Wednesday, 20 July 2016

Lace-Blocked Tee

This is a 'quick' project that has taken me about a month or so because my guitar kept distracting me and begging me to play it ;). It's based on my TNT French Woven Tee pattern (self-drafted), but adapted to have a yoke-kimono cap sleeve, a separate bodice section, and the dart shifted higher up the side seam. I had the fabric in my stash from previous college projects and thought I'd use it up to make a nice summer top.

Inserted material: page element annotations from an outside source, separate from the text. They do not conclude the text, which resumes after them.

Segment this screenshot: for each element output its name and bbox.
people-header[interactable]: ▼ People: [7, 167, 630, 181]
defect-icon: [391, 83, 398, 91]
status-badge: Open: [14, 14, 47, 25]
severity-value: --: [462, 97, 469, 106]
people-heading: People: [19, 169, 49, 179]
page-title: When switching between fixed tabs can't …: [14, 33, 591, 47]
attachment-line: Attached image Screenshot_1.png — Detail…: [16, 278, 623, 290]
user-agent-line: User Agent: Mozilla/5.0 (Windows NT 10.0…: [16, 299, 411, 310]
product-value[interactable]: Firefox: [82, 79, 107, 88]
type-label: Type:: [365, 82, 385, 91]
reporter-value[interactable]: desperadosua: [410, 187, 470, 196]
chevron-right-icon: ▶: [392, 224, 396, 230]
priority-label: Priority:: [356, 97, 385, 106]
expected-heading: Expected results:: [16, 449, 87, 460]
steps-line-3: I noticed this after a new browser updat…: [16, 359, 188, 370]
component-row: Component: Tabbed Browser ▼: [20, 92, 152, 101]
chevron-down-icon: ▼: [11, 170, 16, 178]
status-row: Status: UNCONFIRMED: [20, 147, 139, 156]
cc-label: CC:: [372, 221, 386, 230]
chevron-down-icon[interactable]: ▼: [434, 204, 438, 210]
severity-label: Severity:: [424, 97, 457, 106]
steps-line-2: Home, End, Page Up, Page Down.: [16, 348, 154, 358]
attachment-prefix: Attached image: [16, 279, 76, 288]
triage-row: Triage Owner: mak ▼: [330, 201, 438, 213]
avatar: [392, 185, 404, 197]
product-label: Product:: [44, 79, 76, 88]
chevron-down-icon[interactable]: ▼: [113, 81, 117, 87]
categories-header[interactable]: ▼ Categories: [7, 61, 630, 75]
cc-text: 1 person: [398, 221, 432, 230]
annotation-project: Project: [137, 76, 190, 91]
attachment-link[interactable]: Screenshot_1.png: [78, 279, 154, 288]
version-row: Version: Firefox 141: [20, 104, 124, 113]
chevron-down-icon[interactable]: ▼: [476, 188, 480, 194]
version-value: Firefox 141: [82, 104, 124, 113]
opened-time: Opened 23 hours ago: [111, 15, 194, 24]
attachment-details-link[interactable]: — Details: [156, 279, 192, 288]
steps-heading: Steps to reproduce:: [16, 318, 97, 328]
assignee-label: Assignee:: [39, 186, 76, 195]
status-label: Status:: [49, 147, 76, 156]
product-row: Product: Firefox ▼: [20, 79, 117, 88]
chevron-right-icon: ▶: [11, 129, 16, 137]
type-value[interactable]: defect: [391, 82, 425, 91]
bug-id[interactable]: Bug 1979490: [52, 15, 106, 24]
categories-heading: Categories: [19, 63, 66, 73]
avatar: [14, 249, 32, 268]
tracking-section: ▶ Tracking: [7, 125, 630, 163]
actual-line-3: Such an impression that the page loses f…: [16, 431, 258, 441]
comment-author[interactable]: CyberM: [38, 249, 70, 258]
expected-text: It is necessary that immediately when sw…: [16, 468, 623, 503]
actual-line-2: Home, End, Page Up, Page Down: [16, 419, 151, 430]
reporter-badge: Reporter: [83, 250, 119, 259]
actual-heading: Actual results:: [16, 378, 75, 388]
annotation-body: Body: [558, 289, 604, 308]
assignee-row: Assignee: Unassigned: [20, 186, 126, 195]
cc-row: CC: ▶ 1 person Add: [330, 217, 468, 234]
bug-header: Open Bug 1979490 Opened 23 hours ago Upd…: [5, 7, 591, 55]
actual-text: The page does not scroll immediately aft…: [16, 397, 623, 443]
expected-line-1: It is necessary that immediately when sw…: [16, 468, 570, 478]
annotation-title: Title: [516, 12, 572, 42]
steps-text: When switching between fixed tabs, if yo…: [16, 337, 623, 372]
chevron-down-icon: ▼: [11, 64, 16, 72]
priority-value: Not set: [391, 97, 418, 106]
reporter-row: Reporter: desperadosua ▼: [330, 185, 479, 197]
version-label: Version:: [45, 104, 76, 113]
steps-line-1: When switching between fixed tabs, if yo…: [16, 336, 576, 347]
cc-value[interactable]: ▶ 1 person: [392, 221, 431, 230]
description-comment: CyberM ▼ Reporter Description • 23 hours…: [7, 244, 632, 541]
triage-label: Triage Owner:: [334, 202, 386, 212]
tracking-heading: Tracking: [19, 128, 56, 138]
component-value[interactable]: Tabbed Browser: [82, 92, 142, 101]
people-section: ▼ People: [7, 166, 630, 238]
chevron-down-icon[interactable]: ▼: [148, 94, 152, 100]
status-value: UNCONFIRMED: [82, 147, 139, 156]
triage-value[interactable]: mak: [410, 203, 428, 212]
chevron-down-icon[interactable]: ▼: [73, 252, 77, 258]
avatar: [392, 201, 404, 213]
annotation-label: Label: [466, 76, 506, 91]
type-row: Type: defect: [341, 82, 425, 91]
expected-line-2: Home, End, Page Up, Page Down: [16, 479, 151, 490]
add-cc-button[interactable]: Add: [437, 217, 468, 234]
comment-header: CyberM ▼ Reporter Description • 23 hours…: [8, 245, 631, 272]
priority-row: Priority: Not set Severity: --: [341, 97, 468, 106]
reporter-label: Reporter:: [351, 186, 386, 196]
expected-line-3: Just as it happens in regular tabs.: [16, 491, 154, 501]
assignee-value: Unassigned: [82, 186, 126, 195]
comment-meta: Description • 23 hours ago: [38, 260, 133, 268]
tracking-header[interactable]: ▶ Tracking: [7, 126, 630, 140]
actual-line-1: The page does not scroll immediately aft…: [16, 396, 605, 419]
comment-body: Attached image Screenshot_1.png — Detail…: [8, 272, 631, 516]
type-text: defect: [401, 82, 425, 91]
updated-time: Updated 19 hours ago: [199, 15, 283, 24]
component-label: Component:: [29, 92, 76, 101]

This was also an opportunity to try to improve my photography/modelling skills and as it is the middle of summer (hottest day of the year so far! Woo!) I could take advantage of the late golden hour.
Lace-blocked tee, front
The idea is that it looks like a bodice and tunic, sort of. A modern version, if you will, that doesn't look like a costume. :)

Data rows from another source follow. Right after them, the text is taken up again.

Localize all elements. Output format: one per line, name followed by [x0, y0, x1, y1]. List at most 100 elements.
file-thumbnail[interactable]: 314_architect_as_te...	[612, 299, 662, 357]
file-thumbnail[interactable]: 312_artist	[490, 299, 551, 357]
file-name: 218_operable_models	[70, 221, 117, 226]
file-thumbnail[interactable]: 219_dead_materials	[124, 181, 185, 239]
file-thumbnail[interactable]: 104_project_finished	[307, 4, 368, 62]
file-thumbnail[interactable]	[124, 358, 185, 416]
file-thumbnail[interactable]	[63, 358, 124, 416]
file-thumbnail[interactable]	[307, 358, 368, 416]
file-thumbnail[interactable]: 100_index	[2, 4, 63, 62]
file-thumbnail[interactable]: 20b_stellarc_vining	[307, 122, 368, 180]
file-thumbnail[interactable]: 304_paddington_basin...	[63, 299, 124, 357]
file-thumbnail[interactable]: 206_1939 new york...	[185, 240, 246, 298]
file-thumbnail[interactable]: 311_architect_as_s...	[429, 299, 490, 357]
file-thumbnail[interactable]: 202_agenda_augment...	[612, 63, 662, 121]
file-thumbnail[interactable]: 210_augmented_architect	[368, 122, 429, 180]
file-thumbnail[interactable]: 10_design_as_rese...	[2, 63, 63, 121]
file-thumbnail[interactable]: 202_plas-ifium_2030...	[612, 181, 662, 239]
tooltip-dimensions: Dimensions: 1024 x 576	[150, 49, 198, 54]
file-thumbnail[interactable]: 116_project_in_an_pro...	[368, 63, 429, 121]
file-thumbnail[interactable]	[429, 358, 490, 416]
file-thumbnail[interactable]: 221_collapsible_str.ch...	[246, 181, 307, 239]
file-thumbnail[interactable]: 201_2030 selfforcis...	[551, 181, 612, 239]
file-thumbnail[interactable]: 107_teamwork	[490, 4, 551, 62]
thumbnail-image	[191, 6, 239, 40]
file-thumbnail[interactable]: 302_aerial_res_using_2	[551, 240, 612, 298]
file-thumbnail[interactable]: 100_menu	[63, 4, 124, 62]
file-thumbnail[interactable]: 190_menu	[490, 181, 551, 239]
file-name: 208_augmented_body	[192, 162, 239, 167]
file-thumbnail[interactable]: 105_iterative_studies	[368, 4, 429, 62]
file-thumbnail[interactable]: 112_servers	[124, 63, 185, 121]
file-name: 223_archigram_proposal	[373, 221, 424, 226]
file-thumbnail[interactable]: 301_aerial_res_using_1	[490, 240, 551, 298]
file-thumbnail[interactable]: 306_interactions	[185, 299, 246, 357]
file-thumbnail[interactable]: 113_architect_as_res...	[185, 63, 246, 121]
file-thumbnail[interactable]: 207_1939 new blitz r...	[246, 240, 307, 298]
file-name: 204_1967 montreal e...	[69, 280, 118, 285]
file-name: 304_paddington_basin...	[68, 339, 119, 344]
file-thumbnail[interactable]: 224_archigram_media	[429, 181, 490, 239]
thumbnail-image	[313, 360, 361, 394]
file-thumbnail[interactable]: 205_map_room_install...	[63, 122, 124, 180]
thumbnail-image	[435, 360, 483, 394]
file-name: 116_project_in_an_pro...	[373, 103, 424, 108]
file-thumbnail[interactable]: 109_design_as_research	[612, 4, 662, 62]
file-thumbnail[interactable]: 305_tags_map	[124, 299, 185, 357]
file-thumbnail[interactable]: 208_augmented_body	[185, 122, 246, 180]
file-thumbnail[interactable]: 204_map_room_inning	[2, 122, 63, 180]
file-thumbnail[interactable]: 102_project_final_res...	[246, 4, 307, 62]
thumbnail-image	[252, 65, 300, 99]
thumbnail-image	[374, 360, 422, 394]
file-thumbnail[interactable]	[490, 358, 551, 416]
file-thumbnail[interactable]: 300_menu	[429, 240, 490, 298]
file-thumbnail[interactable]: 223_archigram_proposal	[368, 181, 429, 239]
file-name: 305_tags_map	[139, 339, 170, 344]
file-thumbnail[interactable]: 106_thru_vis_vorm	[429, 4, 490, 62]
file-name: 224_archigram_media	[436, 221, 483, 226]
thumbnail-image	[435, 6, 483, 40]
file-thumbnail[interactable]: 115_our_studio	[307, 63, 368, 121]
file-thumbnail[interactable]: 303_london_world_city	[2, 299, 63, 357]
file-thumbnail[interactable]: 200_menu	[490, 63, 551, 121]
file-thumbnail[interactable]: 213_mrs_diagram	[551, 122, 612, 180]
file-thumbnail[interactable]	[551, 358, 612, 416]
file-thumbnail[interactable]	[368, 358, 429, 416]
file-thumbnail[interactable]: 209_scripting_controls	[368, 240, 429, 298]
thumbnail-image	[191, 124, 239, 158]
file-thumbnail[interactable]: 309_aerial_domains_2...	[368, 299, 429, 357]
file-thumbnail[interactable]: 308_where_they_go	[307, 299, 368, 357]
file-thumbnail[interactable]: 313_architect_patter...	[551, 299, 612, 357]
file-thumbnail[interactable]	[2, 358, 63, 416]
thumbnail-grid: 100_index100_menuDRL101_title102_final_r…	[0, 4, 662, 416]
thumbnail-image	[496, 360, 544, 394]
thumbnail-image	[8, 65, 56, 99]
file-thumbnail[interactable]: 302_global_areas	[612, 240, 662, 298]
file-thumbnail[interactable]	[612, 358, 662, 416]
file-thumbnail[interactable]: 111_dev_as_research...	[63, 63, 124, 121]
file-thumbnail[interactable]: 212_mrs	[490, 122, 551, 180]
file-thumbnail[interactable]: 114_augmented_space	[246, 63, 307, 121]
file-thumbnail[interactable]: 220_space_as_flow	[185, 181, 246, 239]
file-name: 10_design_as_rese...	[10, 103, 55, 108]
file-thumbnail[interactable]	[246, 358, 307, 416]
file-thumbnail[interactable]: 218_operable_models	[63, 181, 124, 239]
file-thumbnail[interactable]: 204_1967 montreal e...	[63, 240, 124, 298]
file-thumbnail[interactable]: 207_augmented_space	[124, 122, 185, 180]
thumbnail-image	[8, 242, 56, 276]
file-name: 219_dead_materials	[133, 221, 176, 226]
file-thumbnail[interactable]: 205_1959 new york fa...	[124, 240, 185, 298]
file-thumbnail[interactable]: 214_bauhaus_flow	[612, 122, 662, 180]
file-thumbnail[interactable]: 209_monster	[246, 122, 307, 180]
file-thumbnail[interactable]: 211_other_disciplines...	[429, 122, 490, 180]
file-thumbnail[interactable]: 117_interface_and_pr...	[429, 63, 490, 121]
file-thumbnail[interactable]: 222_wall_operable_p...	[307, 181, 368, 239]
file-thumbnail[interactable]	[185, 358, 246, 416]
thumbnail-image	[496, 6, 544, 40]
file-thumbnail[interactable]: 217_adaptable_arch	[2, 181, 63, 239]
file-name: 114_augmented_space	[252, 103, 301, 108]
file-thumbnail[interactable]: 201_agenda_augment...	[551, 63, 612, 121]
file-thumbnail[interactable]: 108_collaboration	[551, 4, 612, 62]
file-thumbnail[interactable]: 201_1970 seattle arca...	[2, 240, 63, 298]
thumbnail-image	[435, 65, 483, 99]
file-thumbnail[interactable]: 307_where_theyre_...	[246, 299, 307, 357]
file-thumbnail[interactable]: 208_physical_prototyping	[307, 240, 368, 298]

To begin with the sleeves were huge and I didn't like it. So I took them in at the shoulder seam and considerably reduced the length (about an inch or so). Regrettably I didn't think to take photos as I was too eager to change it and see if I could make the top likeable. Which I did, and I'm happy with it now. There is, however, one slight issue: the back.
Lace-blocked tee, back
You can't see it here, because I put the buttons on the wrong side (that's not the issue).
Lace-blocked tee, back 2
Because of the way I finished the opening, you can see the yellow placket. Ugh. (Side note, the bottom of the placket DOES NOT look like that in real life. This must be a very bad angle).
Lace-blocked tee, details 1
Now for details. The top and bottom of the 'bodice' part are edged with running stitches. You may remember this feature from my FMP at Bishop. This top's style continues from that collection. The neckline was finished by sewing stay tape along the WS, turning the s.a. under, and double-stitching. This allows for the nicest finish from the outside, I feel. The sleeves are hemmed similarly, but sans stay tape. Lace doesn't fray, so neatening the seams is optional.
I chose to make the sleeves kimono sleeves. I thought this would be best. It uses less fabric and gives a cleaner look to the top.
(PS. The safety pin is a political thing as a result of Brexit. It's to show that I won't be racially abusive to you, so you can talk to me. :) )
Lace-blocked tee, details 2
The top button is a cool decorative one from my button jar. The rest are clear ones. I like using clear buttons on light-coloured fabrics. I think it looks more expensive. (Gah! In all these photos the edges of the top don't line up! They did when I was sewing. I'm going to have to ask someone in real life how it looks!)
All in all, I'm quite pleased with this new top. It's comfortable to wear (as it should be, having been drafted from my TNT block) and it looks good.